Overlooked roles of DNA damage and maternal age in generating human germline mutations

Abstract

The textbook view that most germline mutations in mammals arise from replication errors is indirectly supported by the fact that there are both more mutations and more cell divisions in the male than in the female germline. When analyzing large de novo mutation datasets in humans, we find multiple lines of evidence that call that view into question. Notably, despite the drastic increase in the ratio of male to female germ cell divisions after the onset of spermatogenesis, even young fathers contribute three times more mutations than young mothers, and this ratio barely increases with parental age. This surprising finding points to a substantial contribution of damage-induced mutations. Indeed, C-to-G transversions and CpG transitions, which together constitute over one-fourth of all base substitution mutations, show genomic distributions and sex-specific age dependencies indicative of double-strand break repair and methylation-associated damage, respectively. Moreover, we find evidence that maternal age at conception influences the mutation rate both because of the accumulation of damage in oocytes and potentially through an influence on the number of postzygotic mutations in the embryo. These findings reveal underappreciated roles of DNA damage and maternal age in the genesis of human germline mutations.

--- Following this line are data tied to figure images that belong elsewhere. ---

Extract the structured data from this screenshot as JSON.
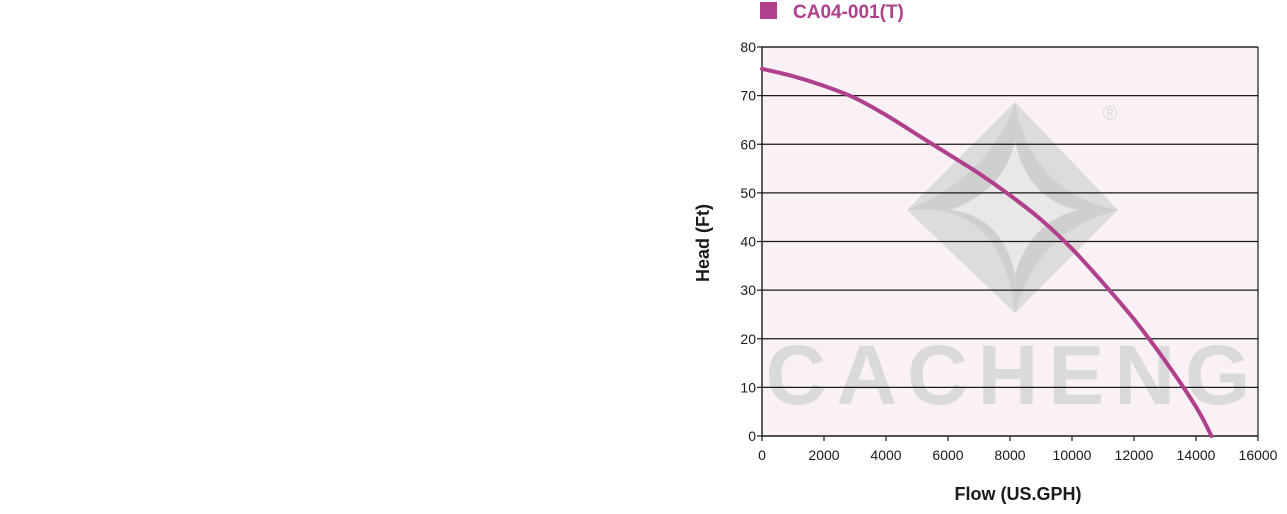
{
  "watermark": {
    "brand": "CACHENG",
    "registered_mark": "®"
  },
  "colors": {
    "series": "#b03f8c",
    "plot_background": "#f9f1f5",
    "gridline": "#1a1a1a",
    "watermark": "#dadada"
  },
  "chart_data": {
    "type": "line",
    "title": "",
    "xlabel": "Flow (US.GPH)",
    "ylabel": "Head (Ft)",
    "xlim": [
      0,
      16000
    ],
    "ylim": [
      0,
      80
    ],
    "xticks": [
      0,
      2000,
      4000,
      6000,
      8000,
      10000,
      12000,
      14000,
      16000
    ],
    "yticks": [
      0,
      10,
      20,
      30,
      40,
      50,
      60,
      70,
      80
    ],
    "grid": {
      "horizontal": true,
      "vertical": false
    },
    "legend": {
      "position": "top-left"
    },
    "series": [
      {
        "name": "CA04-001(T)",
        "color": "#b03f8c",
        "x": [
          0,
          1000,
          2000,
          3000,
          4000,
          5000,
          6000,
          7000,
          8000,
          9000,
          10000,
          11000,
          12000,
          13000,
          14000,
          14500
        ],
        "y": [
          75.5,
          74,
          72,
          69.5,
          66,
          62,
          58,
          54,
          49.5,
          44.5,
          38.5,
          31.5,
          24,
          15.5,
          6,
          0
        ]
      }
    ]
  }
}
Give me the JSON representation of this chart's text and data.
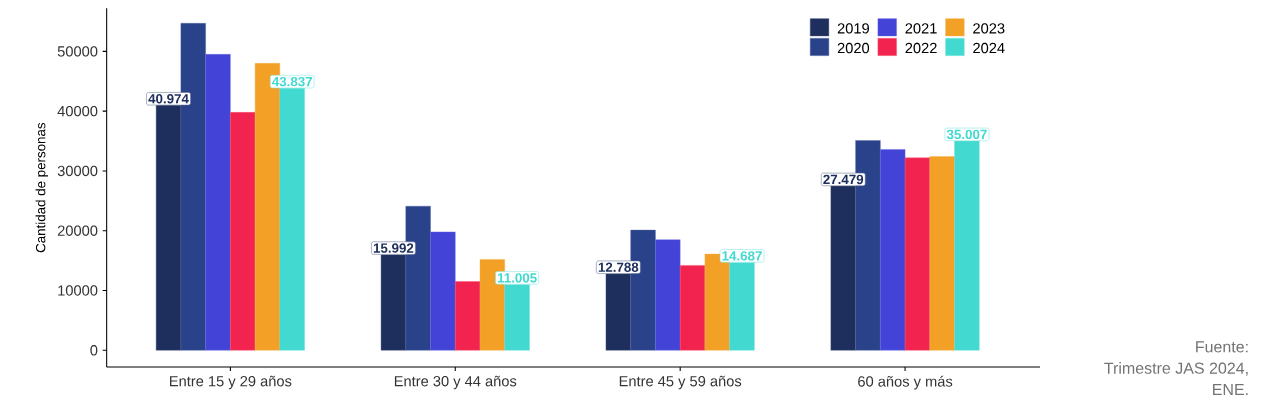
{
  "chart_data": {
    "type": "bar",
    "ylabel": "Cantidad de personas",
    "categories": [
      "Entre 15 y 29 años",
      "Entre 30 y 44 años",
      "Entre 45 y 59 años",
      "60 años y más"
    ],
    "series": [
      {
        "name": "2019",
        "color": "#1e2f5e",
        "values": [
          40974,
          15992,
          12788,
          27479
        ],
        "value_labels": [
          "40.974",
          "15.992",
          "12.788",
          "27.479"
        ]
      },
      {
        "name": "2020",
        "color": "#29428a",
        "values": [
          54700,
          24100,
          20100,
          35100
        ]
      },
      {
        "name": "2021",
        "color": "#4343d8",
        "values": [
          49500,
          19800,
          18500,
          33600
        ]
      },
      {
        "name": "2022",
        "color": "#f2244f",
        "values": [
          39800,
          11500,
          14200,
          32200
        ]
      },
      {
        "name": "2023",
        "color": "#f2a126",
        "values": [
          48000,
          15200,
          16100,
          32400
        ]
      },
      {
        "name": "2024",
        "color": "#41d9d0",
        "values": [
          43837,
          11005,
          14687,
          35007
        ],
        "value_labels": [
          "43.837",
          "11.005",
          "14.687",
          "35.007"
        ]
      }
    ],
    "ylim": [
      -2800,
      57200
    ],
    "yticks": [
      0,
      10000,
      20000,
      30000,
      40000,
      50000
    ],
    "legend": "top right",
    "annotations": [
      "Fuente:",
      "Trimestre JAS 2024,",
      "ENE."
    ]
  }
}
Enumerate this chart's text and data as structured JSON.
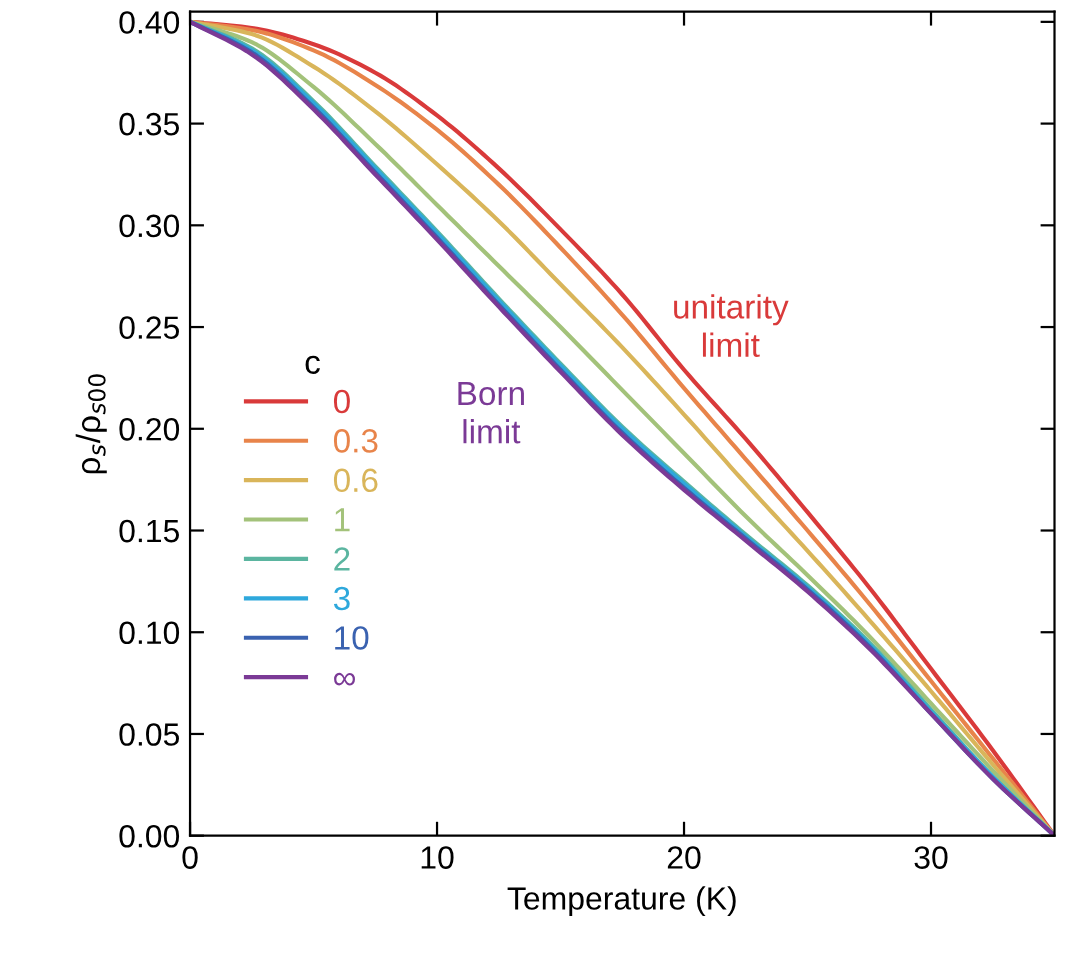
{
  "chart_data": {
    "type": "line",
    "xlabel": "Temperature (K)",
    "ylabel": "ρ$_{s}$/ρ$_{s00}$",
    "legend_title": "c",
    "legend": "left",
    "grid": false,
    "xlim": [
      0,
      35
    ],
    "ylim": [
      0,
      0.405
    ],
    "xticks": [
      0,
      10,
      20,
      30
    ],
    "yticks": [
      {
        "value": 0,
        "label": "0.00"
      },
      0.05,
      {
        "value": 0.1,
        "label": "0.10"
      },
      0.15,
      {
        "value": 0.2,
        "label": "0.20"
      },
      0.25,
      {
        "value": 0.3,
        "label": "0.30"
      },
      0.35,
      {
        "value": 0.4,
        "label": "0.40"
      }
    ],
    "x": [
      0,
      2.5,
      5,
      7.5,
      10,
      12.5,
      15,
      17.5,
      20,
      22.5,
      25,
      27.5,
      30,
      32.5,
      35
    ],
    "series": [
      {
        "name": "0",
        "color": "#d93a3a",
        "values": [
          0.4,
          0.397,
          0.389,
          0.375,
          0.354,
          0.328,
          0.298,
          0.266,
          0.229,
          0.195,
          0.159,
          0.122,
          0.082,
          0.042,
          0
        ]
      },
      {
        "name": "0.3",
        "color": "#e8844a",
        "values": [
          0.4,
          0.396,
          0.386,
          0.369,
          0.347,
          0.32,
          0.289,
          0.256,
          0.22,
          0.185,
          0.15,
          0.114,
          0.076,
          0.038,
          0
        ]
      },
      {
        "name": "0.6",
        "color": "#d9b55a",
        "values": [
          0.4,
          0.394,
          0.378,
          0.356,
          0.33,
          0.302,
          0.271,
          0.24,
          0.207,
          0.173,
          0.14,
          0.106,
          0.071,
          0.035,
          0
        ]
      },
      {
        "name": "1",
        "color": "#a3c27a",
        "values": [
          0.4,
          0.39,
          0.368,
          0.34,
          0.31,
          0.28,
          0.25,
          0.219,
          0.188,
          0.157,
          0.128,
          0.098,
          0.065,
          0.032,
          0
        ]
      },
      {
        "name": "2",
        "color": "#5bb5a0",
        "values": [
          0.4,
          0.387,
          0.361,
          0.329,
          0.297,
          0.264,
          0.232,
          0.201,
          0.174,
          0.148,
          0.123,
          0.095,
          0.062,
          0.029,
          0
        ]
      },
      {
        "name": "3",
        "color": "#2ea8dc",
        "values": [
          0.4,
          0.386,
          0.36,
          0.328,
          0.296,
          0.263,
          0.231,
          0.2,
          0.173,
          0.147,
          0.122,
          0.094,
          0.061,
          0.029,
          0
        ]
      },
      {
        "name": "10",
        "color": "#3a62b0",
        "values": [
          0.4,
          0.385,
          0.358,
          0.326,
          0.294,
          0.261,
          0.229,
          0.198,
          0.171,
          0.146,
          0.121,
          0.093,
          0.06,
          0.028,
          0
        ]
      },
      {
        "name": "∞",
        "color": "#7b3a96",
        "values": [
          0.4,
          0.384,
          0.357,
          0.325,
          0.293,
          0.26,
          0.228,
          0.197,
          0.17,
          0.145,
          0.12,
          0.092,
          0.06,
          0.028,
          0
        ]
      }
    ],
    "annotations": [
      "unitarity\nlimit",
      "Born\nlimit"
    ]
  }
}
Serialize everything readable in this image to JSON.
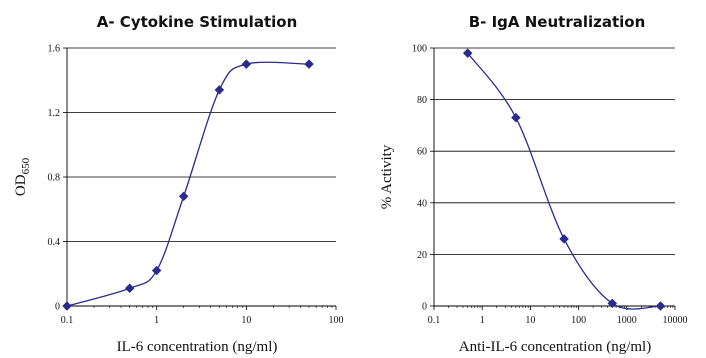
{
  "chart_data": [
    {
      "type": "line",
      "title": "A- Cytokine Stimulation",
      "xlabel": "IL-6 concentration (ng/ml)",
      "ylabel_main": "OD",
      "ylabel_sub": "650",
      "xscale": "log",
      "xlim": [
        0.1,
        100
      ],
      "ylim": [
        0,
        1.6
      ],
      "xticks": [
        0.1,
        1,
        10,
        100
      ],
      "xtick_labels": [
        "0.1",
        "1",
        "10",
        "100"
      ],
      "yticks": [
        0,
        0.4,
        0.8,
        1.2,
        1.6
      ],
      "ytick_labels": [
        "0",
        "0.4",
        "0.8",
        "1.2",
        "1.6"
      ],
      "grid": "horizontal",
      "color": "#2b2b8f",
      "points": [
        {
          "x": 0.1,
          "y": 0.0
        },
        {
          "x": 0.5,
          "y": 0.11
        },
        {
          "x": 1,
          "y": 0.22
        },
        {
          "x": 2,
          "y": 0.68
        },
        {
          "x": 5,
          "y": 1.34
        },
        {
          "x": 10,
          "y": 1.5
        },
        {
          "x": 50,
          "y": 1.5
        }
      ]
    },
    {
      "type": "line",
      "title": "B- IgA Neutralization",
      "xlabel": "Anti-IL-6 concentration (ng/ml)",
      "ylabel": "% Activity",
      "xscale": "log",
      "xlim": [
        0.1,
        10000
      ],
      "ylim": [
        0,
        100
      ],
      "xticks": [
        0.1,
        1,
        10,
        100,
        1000,
        10000
      ],
      "xtick_labels": [
        "0.1",
        "1",
        "10",
        "100",
        "1000",
        "10000"
      ],
      "yticks": [
        0,
        20,
        40,
        60,
        80,
        100
      ],
      "ytick_labels": [
        "0",
        "20",
        "40",
        "60",
        "80",
        "100"
      ],
      "grid": "horizontal",
      "color": "#2b2b8f",
      "points": [
        {
          "x": 0.5,
          "y": 98
        },
        {
          "x": 5,
          "y": 73
        },
        {
          "x": 50,
          "y": 26
        },
        {
          "x": 500,
          "y": 1
        },
        {
          "x": 5000,
          "y": 0
        }
      ]
    }
  ]
}
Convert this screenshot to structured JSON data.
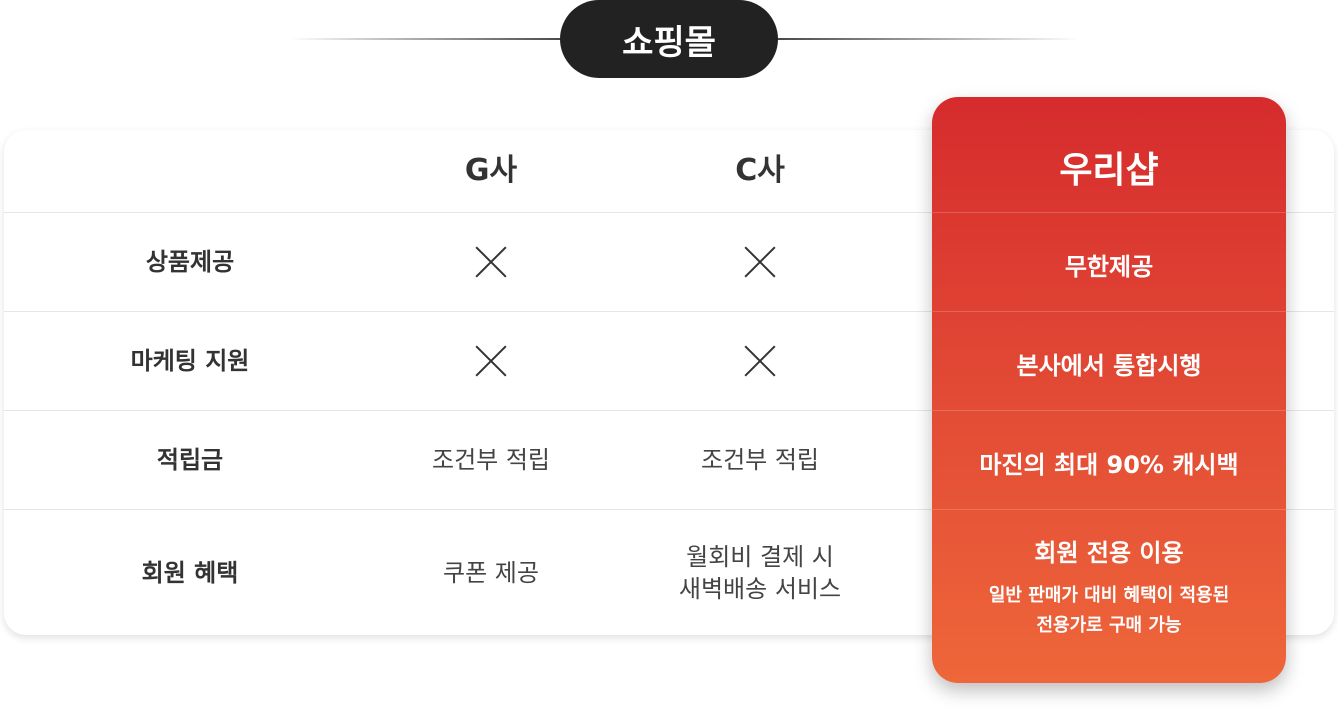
{
  "title": "쇼핑몰",
  "columns": {
    "g": "G사",
    "c": "C사",
    "ours": "우리샵"
  },
  "rows": [
    {
      "label": "상품제공",
      "g": "x-icon",
      "c": "x-icon",
      "ours": "무한제공"
    },
    {
      "label": "마케팅 지원",
      "g": "x-icon",
      "c": "x-icon",
      "ours": "본사에서 통합시행"
    },
    {
      "label": "적립금",
      "g": "조건부 적립",
      "c": "조건부 적립",
      "ours": "마진의 최대 90% 캐시백"
    },
    {
      "label": "회원 혜택",
      "g": "쿠폰 제공",
      "c_line1": "월회비 결제 시",
      "c_line2": "새벽배송 서비스",
      "ours": "회원 전용 이용",
      "ours_sub1": "일반 판매가 대비 혜택이 적용된",
      "ours_sub2": "전용가로 구매 가능"
    }
  ],
  "colors": {
    "accent_top": "#d62b2d",
    "accent_bottom": "#ee663a",
    "pill": "#222222"
  }
}
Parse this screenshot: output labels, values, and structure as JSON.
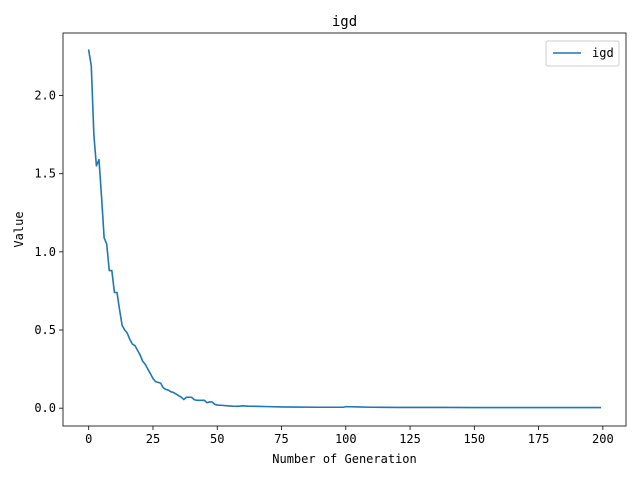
{
  "chart_data": {
    "type": "line",
    "title": "igd",
    "xlabel": "Number of Generation",
    "ylabel": "Value",
    "xlim": [
      -10,
      209
    ],
    "ylim": [
      -0.114,
      2.4
    ],
    "xticks": [
      0,
      25,
      50,
      75,
      100,
      125,
      150,
      175,
      200
    ],
    "yticks": [
      0.0,
      0.5,
      1.0,
      1.5,
      2.0
    ],
    "xtick_labels": [
      "0",
      "25",
      "50",
      "75",
      "100",
      "125",
      "150",
      "175",
      "200"
    ],
    "ytick_labels": [
      "0.0",
      "0.5",
      "1.0",
      "1.5",
      "2.0"
    ],
    "legend_position": "upper right",
    "grid": false,
    "series": [
      {
        "name": "igd",
        "color": "#1f77b4",
        "x": [
          0,
          1,
          2,
          3,
          4,
          5,
          6,
          7,
          8,
          9,
          10,
          11,
          12,
          13,
          14,
          15,
          16,
          17,
          18,
          19,
          20,
          21,
          22,
          23,
          24,
          25,
          26,
          27,
          28,
          29,
          30,
          31,
          32,
          33,
          34,
          35,
          36,
          37,
          38,
          39,
          40,
          41,
          42,
          43,
          44,
          45,
          46,
          47,
          48,
          49,
          50,
          52,
          54,
          56,
          58,
          60,
          62,
          65,
          70,
          75,
          80,
          90,
          99,
          100,
          105,
          110,
          120,
          130,
          140,
          150,
          160,
          170,
          180,
          190,
          199
        ],
        "y": [
          2.29,
          2.19,
          1.75,
          1.55,
          1.59,
          1.35,
          1.09,
          1.05,
          0.88,
          0.88,
          0.74,
          0.74,
          0.63,
          0.53,
          0.5,
          0.48,
          0.44,
          0.41,
          0.4,
          0.37,
          0.34,
          0.3,
          0.28,
          0.25,
          0.22,
          0.19,
          0.17,
          0.165,
          0.16,
          0.13,
          0.12,
          0.115,
          0.105,
          0.1,
          0.09,
          0.08,
          0.07,
          0.055,
          0.07,
          0.07,
          0.07,
          0.055,
          0.05,
          0.05,
          0.05,
          0.05,
          0.035,
          0.04,
          0.04,
          0.025,
          0.02,
          0.018,
          0.015,
          0.013,
          0.012,
          0.015,
          0.013,
          0.012,
          0.01,
          0.008,
          0.007,
          0.006,
          0.006,
          0.01,
          0.008,
          0.006,
          0.005,
          0.005,
          0.005,
          0.004,
          0.004,
          0.004,
          0.004,
          0.004,
          0.004
        ]
      }
    ]
  }
}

Keywords: DNA damage and repair; DNA replication; germline mutation; male mutation bias; maternal age effect.

Fig. 1.

The fraction of paternal mutations among phased mutations, as a function of paternal age at conception. Each point represents the data for one child (proband) with similar parental ages (paternal-to-maternal age ratio between 0.9 and 1.1; 719 trios in total with a minimum of 6 and an average of 23.5 phased mutations per trio). The x-axis position, but not the y-axis position, is slightly jittered to show overlapping points. The blue line is the predicted fraction of paternal mutations by binomial regression with logit link, with the shaded area representing the 95% confidence interval (calculated with the “predict” function in R).

Fig. 2.

Inferred sex and age dependencies of germline mutations (based on a linear model applied to trios with maternal age no greater than 40 y). In all panels, shaded areas and bars represent 95% CIs of the corresponding quantities obtained from bootstrapping. (A) Inferred sex-specific mutation rates as a function of parental ages. Parental ages are measured since birth, that is, birth corresponds to age 0 (throughout the paper). The extrapolated intercepts at age 0 are small but significantly positive for both sexes, implying a weak but significant effect of reproductive age on yearly mutation rates (16). (B) Predicted male-to-female mutation ratio (α) as a function of the ratio of paternal to maternal ages. For reference, the ratio of parental ages is centered around 1.10 in the deCODE DNM dataset (SD = 0.20). (C) Contrast between male-to-female mutation ratio (purple) and the ratio of male to female cell divisions (green), assuming the same paternal and maternal ages. Estimates of the cell division numbers for the two sexes in humans are from Drost and Lee (11).

Fig. 3.

Distinctive sex and age dependencies for C > G and CpG > TpG DNMs. The shaded areas in all panels represent 95% CIs. See SI Appendix, Fig. S6 for similar plots for other mutation types. The male-to-female mutation ratio at age 17 is significantly lower for CpG > TpG than for other mutation types (discussed in the main text). (A) Fraction of paternal mutations in phased DNMs (similar to Fig. 1). (B) Predicted male-to-female mutation ratio (α). (C) Predicted parental age effects.

Fig. 4.

Maternal age effect on mutations that occur on paternally inherited chromosomes. (A) An illustration of mutations occurring during development and gametogenesis. Adapted from ref. . Filled stars represent mutations that arise in the parents and hollow stars mutations in the child. The standard trio approach requires allelic balance in the child and no or few reads carrying the alternative allele in the parent, leading to inclusion of some early postzygotic mutations in the child (brown open) and exclusion of a fraction of early mutations in the parents (brown filled). (B) An illustration of a potential maternal age effect on the number of postzygotic mutations. The shade of the oocyte represents its cellular quality, with a darker color indicating a worse condition of the replication or repair machinery. (C) Pairwise comparison conditional on the same paternal age. Each point represents a pair of trios, with the x axis showing the difference in maternal ages and the y axis the difference in paternal mutation counts (Left; older mother – younger mother) or maternal mutation counts (Right; older mother – younger mother); point position is slightly jittered to show overlapping points. P values are evaluated by 10,000 permutations, using Kendall’s rank correlation test statistic (Materials and Methods). (D) Pairwise comparison conditional on the same maternal age, similar to C. The ranges of y axis differ for the plots on the left and right for visualization purposes.